Despite these few caveats, this is a book that offers much to both the serious student of Tolkien, as well as those who are simply interested in discovering more about the various influences on Tolkien’s writing. Happily, Phelpstead tends to refrain from the kind of excluding academic jargon that prevents many from accessing some studies on Tolkien, with the exception of a few instances in the earlier chapters, when some explanation of linguistic terminology might have been useful. This work is both interesting and accessible, deserving of a place on the bookshelf of anyone who is interested in learning more about one of the greatest authors of our time.
Works Cited
- Fimi, Dimitra. Tolkien, Race and Cultural History: From Fairies to Hobbits. Basingstoke and New York: Palgrave Macmillan, 2009.

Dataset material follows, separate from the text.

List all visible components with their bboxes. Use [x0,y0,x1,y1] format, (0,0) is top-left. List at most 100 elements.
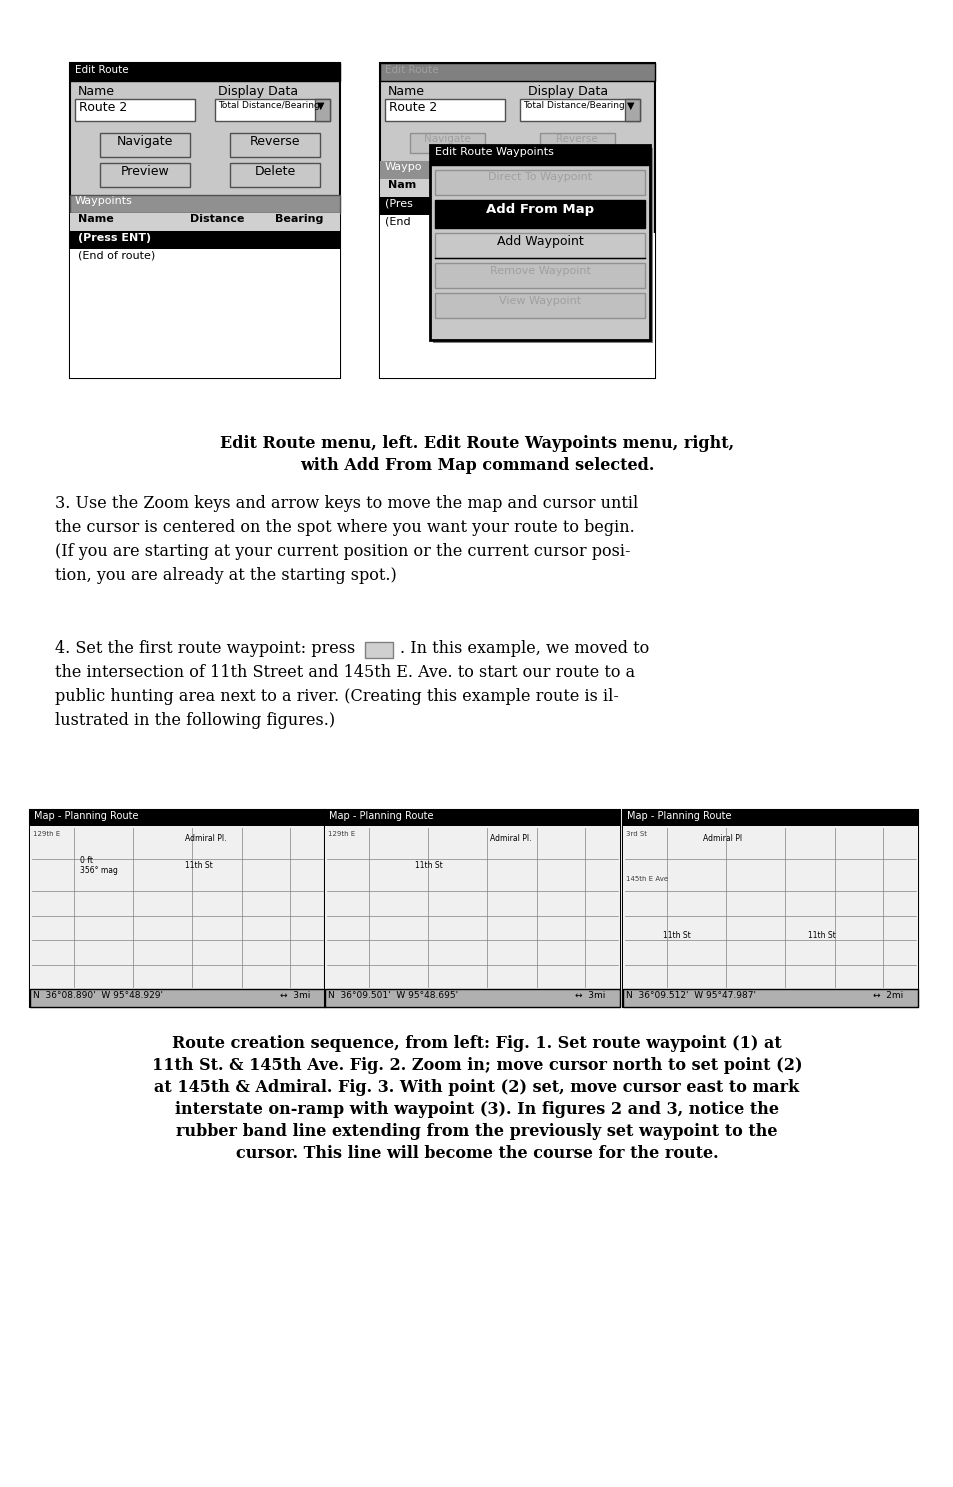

- Flieger, Verlyn. “Tolkien and the Idea of the Book.” In The Lord of the Rings 1954-2004: Scholarship in Honor of Richard E. Blackwelder. Wayne G. Hammond and Christina Scull, eds. Milwaukee: Marquette UP, 2006. 283-99.
- Helms, Randall. Tolkien and the Silmarils. Boston: HoughtonMifflin, 1981.
- Hostetter, Carl F. “Sir Orfeo: A Middle English Version by J.R.R. Tolkien.” Tolkien Studies 1 (2004): 85-123.
- Lewis, A and Currie, E. The Epic Realm of Tolkien: Part One—Beren and Lúthien. Moreton-in-Marsh: ADC Publications, 2009.
- Rateliff, John D. The History of The Hobbit. 2 vol. London: HarperCollins, 2007.
- Tolkien, J.R.R. The Book of Lost Tales, Part II. London: HarperCollins, 1984.
- Tolkien, J.R.R. The Lord of the Rings 50th Anniversary Edition. London: HarperCollins, 2005.